The Rittenhouse Review

A Philadelphia Journal of Politics, Finance, Ethics, and Culture


Saturday, October 30, 2004  

YOU'VE GOT TO READ THIS
The Inimitable Frank Rich

Frank Rich is in top form in Sunday's New York Times ("Decision 2004: Fear Fatigue vs. Sheer Fatigue," November 1). A couple of quick pull quotes about President Three More Days to whet your appetite:

Mr. [George W.] Bush, having not brought back his original bad guy dead or alive, is now fond of saying that "three-quarters of Al Qaeda leaders have been brought to justice." Even if true, is he telling us the war on terror is three-quarters over? Al Qaeda is, by our government's own account, in 60 countries. Last time I looked we're only at war in two.

Mr. Bush calls himself "a war president" any chance he gets, yet he must be the first war president in history to respond to every setback with a call for new tax cuts. There isn't a person in the world, including our enemies, who doesn't know that we have fewer troops than we need, now or in perpetuity, and that we're too broke to spring for more.

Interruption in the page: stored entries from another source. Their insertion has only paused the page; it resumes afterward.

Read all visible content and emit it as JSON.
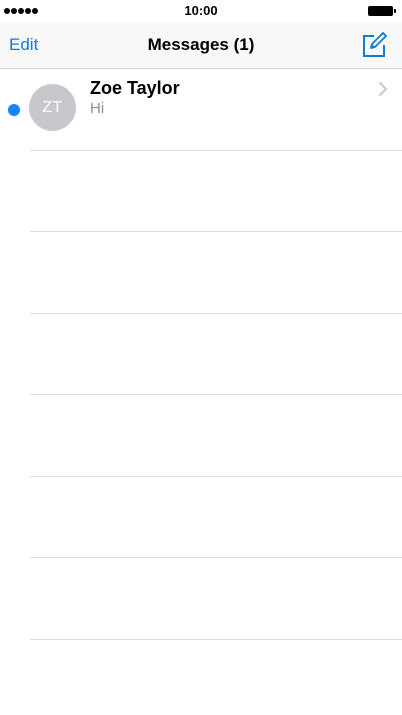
{
  "status_bar": {
    "signal_icon": "signal-dots-icon",
    "signal_bars": 5,
    "time": "10:00",
    "battery_icon": "battery-full-icon"
  },
  "nav": {
    "edit_label": "Edit",
    "title": "Messages (1)",
    "compose_icon": "compose-icon"
  },
  "conversations": [
    {
      "avatar_initials": "ZT",
      "name": "Zoe Taylor",
      "preview": "Hi",
      "unread": true
    }
  ],
  "empty_row_count": 7,
  "colors": {
    "accent": "#1479d6",
    "unread_dot": "#1a82fb",
    "avatar_bg": "#c8c7cc",
    "secondary_text": "#8e8e93",
    "separator": "#dcdcdf"
  }
}
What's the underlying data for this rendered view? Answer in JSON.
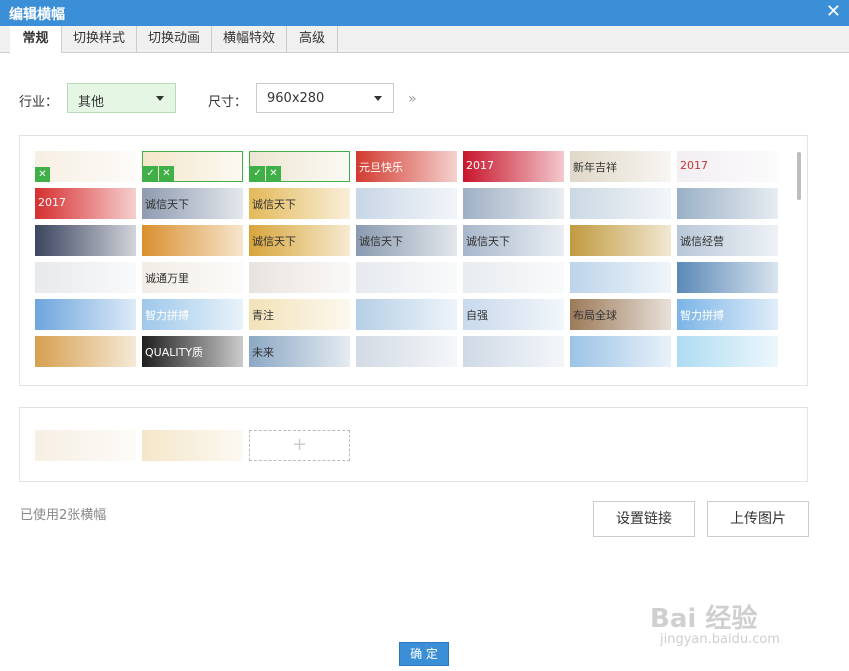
{
  "window": {
    "title": "编辑横幅"
  },
  "tabs": [
    {
      "label": "常规",
      "active": true
    },
    {
      "label": "切换样式"
    },
    {
      "label": "切换动画"
    },
    {
      "label": "横幅特效"
    },
    {
      "label": "高级"
    }
  ],
  "form": {
    "industry_label": "行业：",
    "industry_value": "其他",
    "size_label": "尺寸：",
    "size_value": "960x280"
  },
  "gallery": {
    "colors": [
      "#f6efe3",
      "#f4e6c9",
      "#eee6d3",
      "#d23a2f",
      "#c8152b",
      "#e0d8c8",
      "#f2eef2",
      "#d62f2f",
      "#8e9bb0",
      "#e3b95a",
      "#c9d6e6",
      "#9fb0c4",
      "#cbd8e3",
      "#9ab0c6",
      "#3c4560",
      "#d9902e",
      "#d8a53a",
      "#8a9ab0",
      "#a7b7cb",
      "#c19a40",
      "#b8c7d8",
      "#e7e9ec",
      "#f2ede6",
      "#e9e3df",
      "#e6eaee",
      "#e8ecef",
      "#bcd4ea",
      "#5b89b8",
      "#6ea6dd",
      "#9ec8ea",
      "#f2e2b8",
      "#b5cfe6",
      "#c8d9ec",
      "#9c7a5a",
      "#7bb4e6",
      "#d6a050",
      "#1f1f1f",
      "#8ca8c4",
      "#d2dae4",
      "#cfd9e6",
      "#9cc3e6",
      "#aedcf2"
    ],
    "texts": [
      "",
      "",
      "",
      "元旦快乐",
      "2017",
      "新年吉祥",
      "2017",
      "2017",
      "诚信天下",
      "诚信天下",
      "",
      "",
      "",
      "",
      "",
      "",
      "诚信天下",
      "诚信天下",
      "诚信天下",
      "",
      "诚信经营",
      "",
      "诚通万里",
      "",
      "",
      "",
      "",
      "",
      "",
      "智力拼搏",
      "青注",
      "",
      "自强",
      "布局全球",
      "智力拼搏",
      "",
      "QUALITY质",
      "未来",
      "",
      "",
      "",
      ""
    ],
    "text_colors": [
      "#a33",
      "#a33",
      "#a33",
      "#fff",
      "#fff",
      "#333",
      "#c33",
      "#fff",
      "#333",
      "#333",
      "#333",
      "#333",
      "#333",
      "#333",
      "#fff",
      "#fff",
      "#333",
      "#333",
      "#333",
      "#333",
      "#333",
      "#333",
      "#333",
      "#333",
      "#333",
      "#333",
      "#333",
      "#333",
      "#fff",
      "#fff",
      "#333",
      "#333",
      "#333",
      "#333",
      "#fff",
      "#333",
      "#fff",
      "#333",
      "#333",
      "#333",
      "#333",
      "#333"
    ],
    "selected_indices": [
      1,
      2
    ]
  },
  "selected_banners": {
    "colors": [
      "#f6efe3",
      "#f4e6c9"
    ]
  },
  "status": {
    "used_count": "已使用2张横幅"
  },
  "buttons": {
    "set_link": "设置链接",
    "upload": "上传图片",
    "confirm": "确 定"
  },
  "watermark": {
    "brand": "Bai 经验",
    "url": "jingyan.baidu.com"
  }
}
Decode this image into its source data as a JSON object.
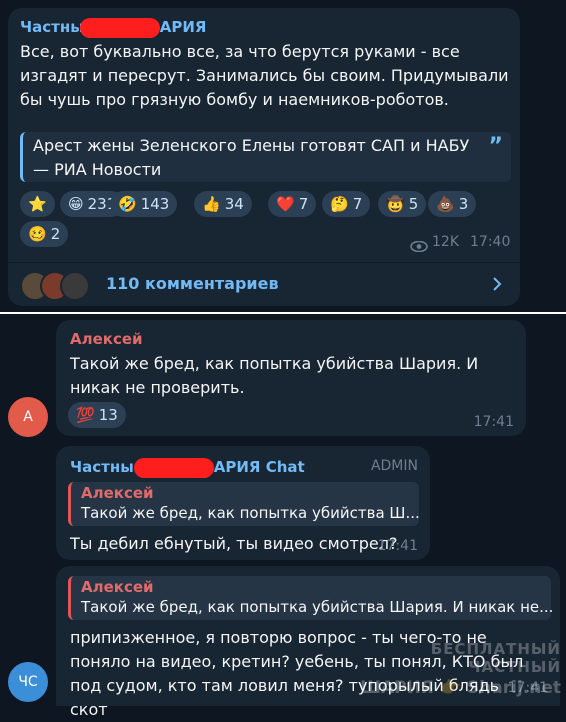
{
  "post": {
    "channel_left": "Частны",
    "channel_right": "АРИЯ",
    "text": "Все, вот буквально все, за что берутся руками - все изгадят и пересрут. Занимались бы своим. Придумывали бы чушь про грязную бомбу и наемников-роботов.",
    "link_preview": "Арест жены Зеленского Елены готовят САП и НАБУ — РИА Новости",
    "reactions": [
      {
        "icon": "star-icon",
        "glyph": "⭐",
        "count": ""
      },
      {
        "icon": "grin-icon",
        "glyph": "😁",
        "count": "231"
      },
      {
        "icon": "rofl-icon",
        "glyph": "🤣",
        "count": "143"
      },
      {
        "icon": "thumbs-up-icon",
        "glyph": "👍",
        "count": "34"
      },
      {
        "icon": "heart-icon",
        "glyph": "❤️",
        "count": "7"
      },
      {
        "icon": "thinking-icon",
        "glyph": "🤔",
        "count": "7"
      },
      {
        "icon": "cowboy-icon",
        "glyph": "🤠",
        "count": "5"
      },
      {
        "icon": "poop-icon",
        "glyph": "💩",
        "count": "3"
      },
      {
        "icon": "woozy-icon",
        "glyph": "🥴",
        "count": "2"
      }
    ],
    "views": "12K",
    "time": "17:40",
    "comments": "110 комментариев"
  },
  "msg1": {
    "author": "Алексей",
    "text": "Такой же бред, как попытка убийства Шария. И никак не проверить.",
    "reaction_glyph": "💯",
    "reaction_count": "13",
    "time": "17:41",
    "avatar_letter": "А"
  },
  "msg2": {
    "author_left": "Частны",
    "author_right": "АРИЯ Chat",
    "badge": "ADMIN",
    "quote_author": "Алексей",
    "quote_text": "Такой же бред, как попытка убийства Ш...",
    "text": "Ты дебил ебнутый, ты видео смотрел?",
    "time": "17:41"
  },
  "msg3": {
    "quote_author": "Алексей",
    "quote_text": "Такой же бред, как попытка убийства Шария. И никак не...",
    "text": "припизженное, я повторю вопрос - ты чего-то не поняло на видео, кретин? уебень, ты понял, КТО был под судом, кто там ловил меня? тупорылый блядь скот",
    "time": "17:41",
    "avatar_letter": "ЧС"
  },
  "watermark": {
    "line1": "БЕСПЛАТНЫЙ ЧАСТНЫЙ",
    "line2": "ШАРИЯ",
    "site": "Sharij.net"
  },
  "colors": {
    "bg": "#0e1621",
    "bubble": "#182533",
    "accent": "#71baf5",
    "redaction": "#ff1e1e",
    "quote_bar": "#e05555"
  }
}
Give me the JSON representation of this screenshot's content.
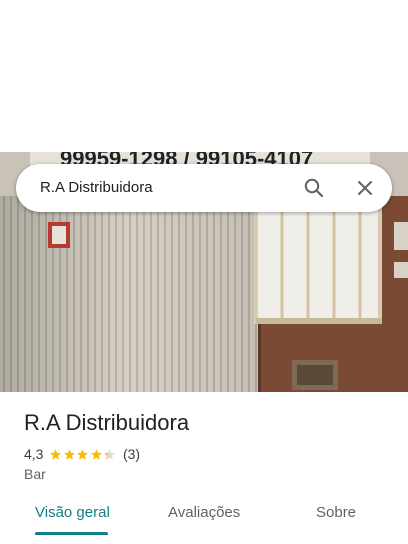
{
  "search": {
    "query": "R.A Distribuidora"
  },
  "place": {
    "name": "R.A Distribuidora",
    "rating": "4,3",
    "rating_value": 4.3,
    "review_count": "(3)",
    "category": "Bar"
  },
  "tabs": [
    {
      "label": "Visão geral",
      "active": true
    },
    {
      "label": "Avaliações",
      "active": false
    },
    {
      "label": "Sobre",
      "active": false
    }
  ],
  "photo": {
    "sign_text": "99959-1298 / 99105-4107"
  },
  "colors": {
    "accent": "#137f84",
    "star": "#fbbc04",
    "star_empty": "#dadce0",
    "wall": "#7a4a35"
  },
  "icons": {
    "search": "search-icon",
    "close": "close-icon",
    "star": "star-icon"
  }
}
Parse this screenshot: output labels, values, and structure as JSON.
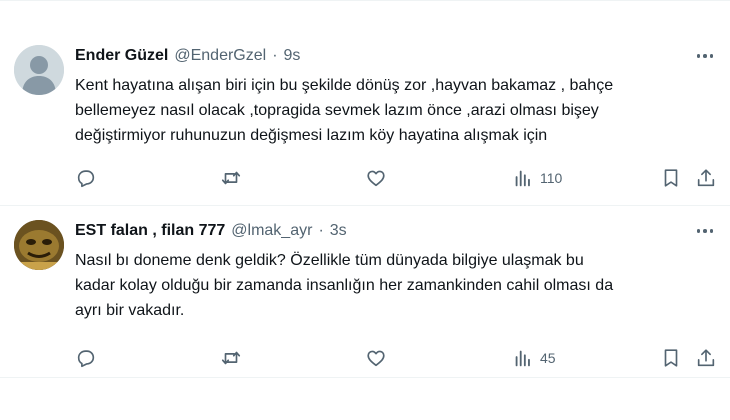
{
  "tweets": [
    {
      "name": "Ender Güzel",
      "handle": "@EnderGzel",
      "dot": "·",
      "time": "9s",
      "text": "Kent hayatına alışan biri için bu şekilde dönüş zor ,hayvan bakamaz , bahçe\nbellemeyez  nasıl olacak ,topragida sevmek lazım önce  ,arazi olması bişey\ndeğiştirmiyor ruhunuzun değişmesi lazım köy hayatina alışmak için",
      "views": "110",
      "avatar": "default-avatar"
    },
    {
      "name": "EST falan , filan 777",
      "handle": "@lmak_ayr",
      "dot": "·",
      "time": "3s",
      "text": "Nasıl bı doneme denk geldik? Özellikle tüm dünyada bilgiye ulaşmak bu\nkadar kolay olduğu bir zamanda insanlığın her zamankinden cahil olması da\nayrı bir vakadır.",
      "views": "45",
      "avatar": "photo-avatar"
    }
  ],
  "icons": [
    "reply-icon",
    "retweet-icon",
    "like-icon",
    "views-icon",
    "bookmark-icon",
    "share-icon",
    "more-icon"
  ],
  "colors": {
    "text": "#0f1419",
    "secondary": "#536471",
    "divider": "#eff3f4",
    "avatar_default": "#cfd9de"
  }
}
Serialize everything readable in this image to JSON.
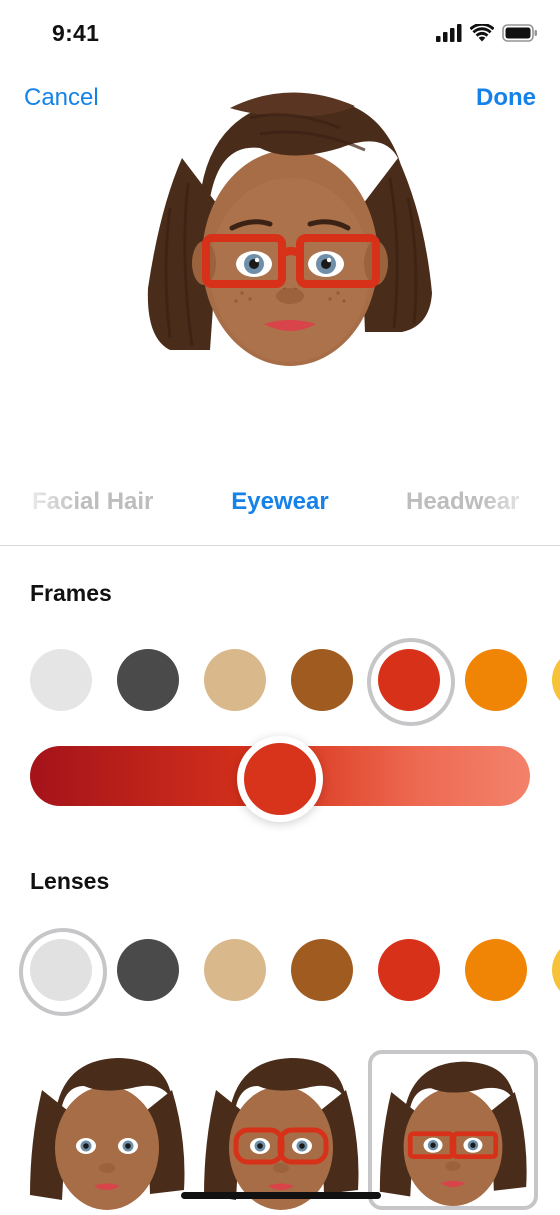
{
  "status_bar": {
    "time": "9:41"
  },
  "nav": {
    "cancel": "Cancel",
    "done": "Done"
  },
  "categories": {
    "left": "Facial Hair",
    "selected": "Eyewear",
    "right": "Headwear"
  },
  "frames": {
    "title": "Frames",
    "swatches": [
      "#e5e5e5",
      "#4a4a4a",
      "#d9b88b",
      "#a05c20",
      "#d8311a",
      "#f08505",
      "#f5c23a"
    ],
    "selected_index": 4,
    "shade_level": 0.5,
    "slider_gradient": [
      "#a4131a",
      "#d8331b",
      "#f3826b"
    ]
  },
  "lenses": {
    "title": "Lenses",
    "swatches": [
      "#e1e1e1",
      "#4a4a4a",
      "#d9b88b",
      "#a05c20",
      "#d8311a",
      "#f08505",
      "#f5c23a"
    ],
    "selected_index": 0
  },
  "styles": {
    "items": [
      "no-glasses",
      "round-red-frames",
      "rectangular-red-frames"
    ],
    "selected_index": 2
  },
  "colors": {
    "accent": "#1482e8",
    "inactive": "#bdbdbd",
    "skin": "#a66d46",
    "hair": "#4a2c1a"
  }
}
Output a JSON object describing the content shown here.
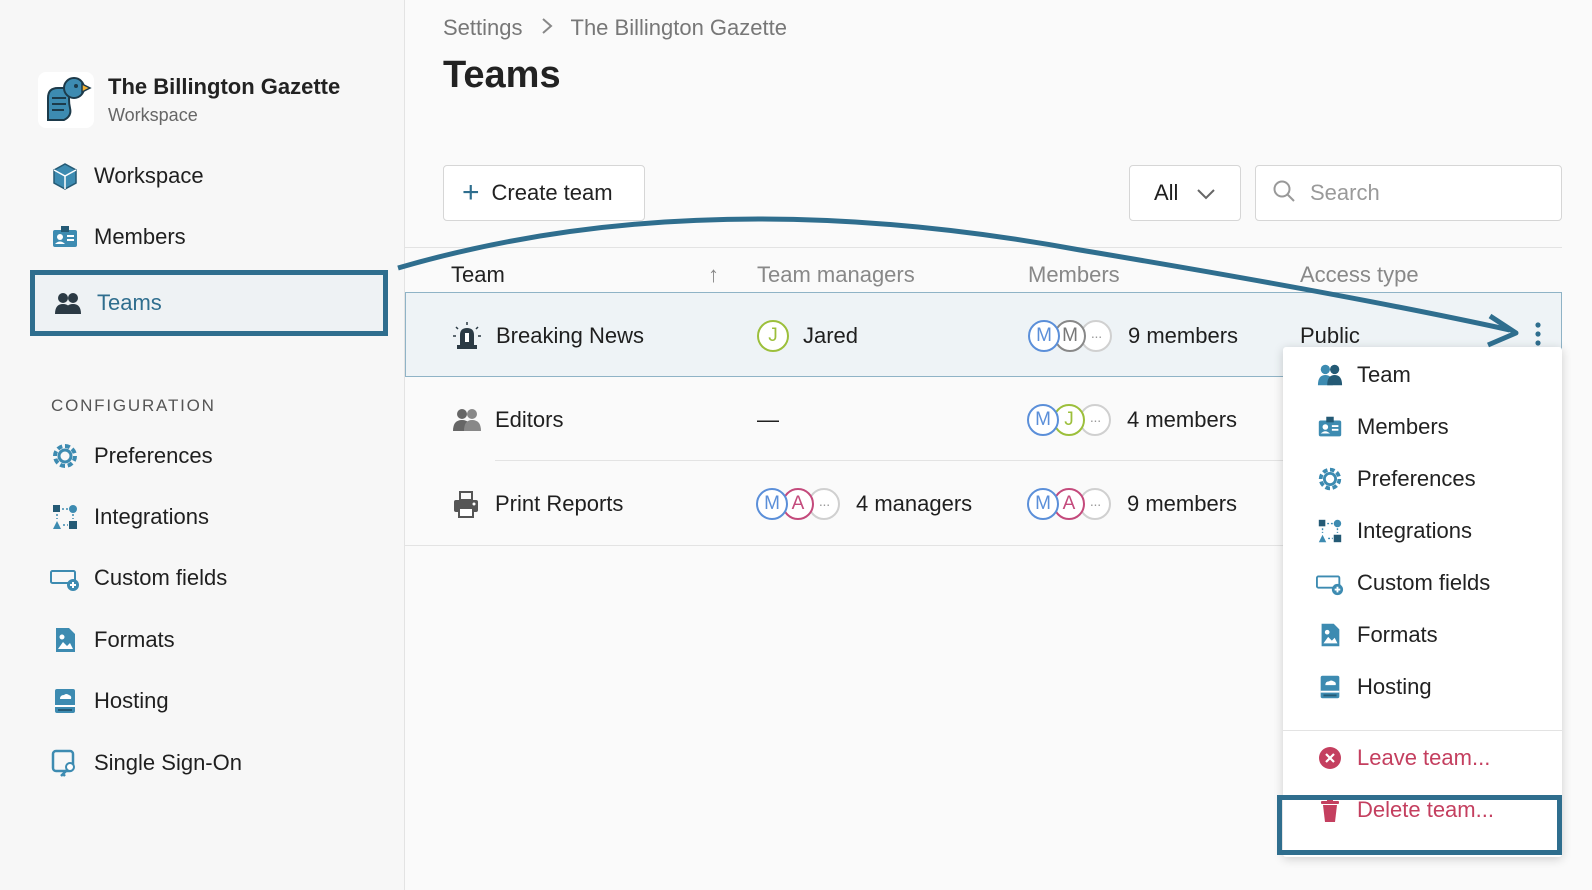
{
  "org": {
    "name": "The Billington Gazette",
    "subtitle": "Workspace"
  },
  "sidebar": {
    "items": [
      {
        "label": "Workspace",
        "icon": "workspace-icon"
      },
      {
        "label": "Members",
        "icon": "members-icon"
      },
      {
        "label": "Teams",
        "icon": "teams-icon",
        "active": true
      }
    ],
    "config_label": "CONFIGURATION",
    "config_items": [
      {
        "label": "Preferences",
        "icon": "preferences-icon"
      },
      {
        "label": "Integrations",
        "icon": "integrations-icon"
      },
      {
        "label": "Custom fields",
        "icon": "custom-fields-icon"
      },
      {
        "label": "Formats",
        "icon": "formats-icon"
      },
      {
        "label": "Hosting",
        "icon": "hosting-icon"
      },
      {
        "label": "Single Sign-On",
        "icon": "sso-icon"
      }
    ]
  },
  "breadcrumb": {
    "parent": "Settings",
    "separator": ">",
    "current": "The Billington Gazette"
  },
  "page": {
    "title": "Teams"
  },
  "toolbar": {
    "create_label": "Create team",
    "filter_value": "All",
    "search_placeholder": "Search"
  },
  "table": {
    "headers": {
      "team": "Team",
      "sort_indicator": "↑",
      "managers": "Team managers",
      "members": "Members",
      "access": "Access type"
    },
    "rows": [
      {
        "name": "Breaking News",
        "icon": "siren-icon",
        "manager_initial": "J",
        "manager_text": "Jared",
        "member_initials": [
          "M",
          "M"
        ],
        "members_text": "9 members",
        "access": "Public"
      },
      {
        "name": "Editors",
        "icon": "team-icon",
        "manager_text": "—",
        "member_initials": [
          "M",
          "J"
        ],
        "members_text": "4 members"
      },
      {
        "name": "Print Reports",
        "icon": "printer-icon",
        "manager_initials": [
          "M",
          "A"
        ],
        "manager_text": "4 managers",
        "member_initials": [
          "M",
          "A"
        ],
        "members_text": "9 members"
      }
    ],
    "ellipsis": "···"
  },
  "menu": {
    "items": [
      {
        "label": "Team",
        "icon": "team-icon"
      },
      {
        "label": "Members",
        "icon": "members-icon"
      },
      {
        "label": "Preferences",
        "icon": "preferences-icon"
      },
      {
        "label": "Integrations",
        "icon": "integrations-icon"
      },
      {
        "label": "Custom fields",
        "icon": "custom-fields-icon"
      },
      {
        "label": "Formats",
        "icon": "formats-icon"
      },
      {
        "label": "Hosting",
        "icon": "hosting-icon"
      }
    ],
    "leave_label": "Leave team...",
    "delete_label": "Delete team..."
  },
  "colors": {
    "accent": "#2f6e8e",
    "danger": "#c43f5f",
    "avatar_m": "#5b8fd9",
    "avatar_j": "#9cbf3b",
    "avatar_a": "#c44a7c"
  }
}
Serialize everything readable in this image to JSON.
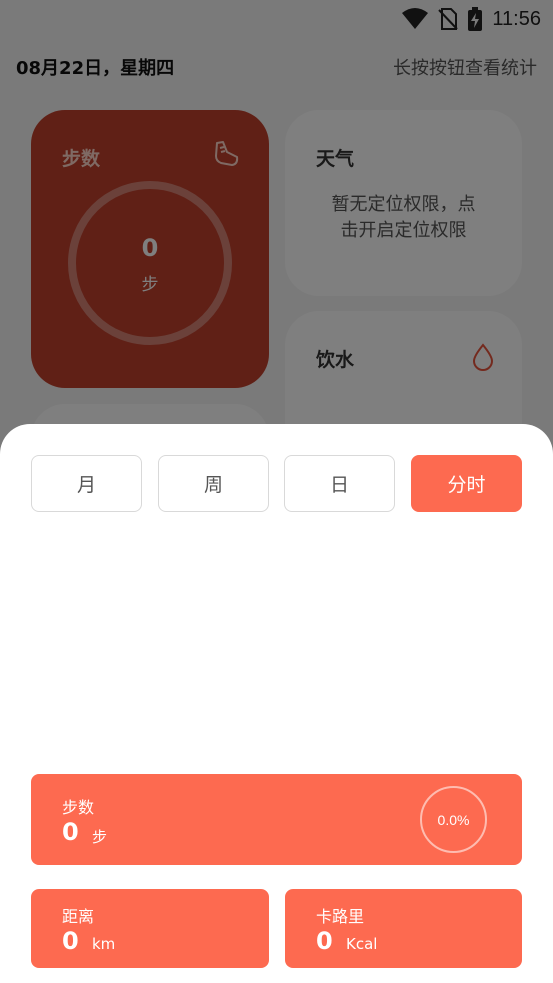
{
  "status_bar": {
    "time": "11:56"
  },
  "header": {
    "date": "08月22日，星期四",
    "hint": "长按按钮查看统计"
  },
  "cards": {
    "steps": {
      "title": "步数",
      "value": "0",
      "unit": "步"
    },
    "weather": {
      "title": "天气",
      "message_line1": "暂无定位权限，点",
      "message_line2": "击开启定位权限"
    },
    "water": {
      "title": "饮水"
    }
  },
  "sheet": {
    "tabs": [
      {
        "label": "月"
      },
      {
        "label": "周"
      },
      {
        "label": "日"
      },
      {
        "label": "分时"
      }
    ],
    "active_tab": "分时",
    "steps": {
      "label": "步数",
      "value": "0",
      "unit": "步",
      "percent": "0.0%"
    },
    "distance": {
      "label": "距离",
      "value": "0",
      "unit": "km"
    },
    "calories": {
      "label": "卡路里",
      "value": "0",
      "unit": "Kcal"
    }
  },
  "colors": {
    "accent": "#fd6a50",
    "steps_card": "#c0402c",
    "scrim": "rgba(0,0,0,0.5)"
  },
  "icons": [
    "wifi-icon",
    "no-sim-icon",
    "battery-charging-icon",
    "shoe-icon",
    "water-drop-icon"
  ]
}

And here's Rich on the president's performances during the debates:

Mr. Bush was, of course, far more entertaining in the debates than his opponent; he may be the most facially expressive president since the invention of television. But in 2004, this may not be the winning formula it was four years ago. Because the audience had seen the unplugged, petulant Bush in the first debate, it knew that his subsequent reinventions were as contrived (if not as effective) as Sally Field's in "Sybil." Unlike such natural performers as [Ronald] Reagan and Bill Clinton, he lets you see all the over-rehearsed preparation that goes into his acting. By the time he tried to mask his rage with inappropriate grinning in debate No. 3, he seemed as fake as the story line by which he had sold the country on the war in Iraq.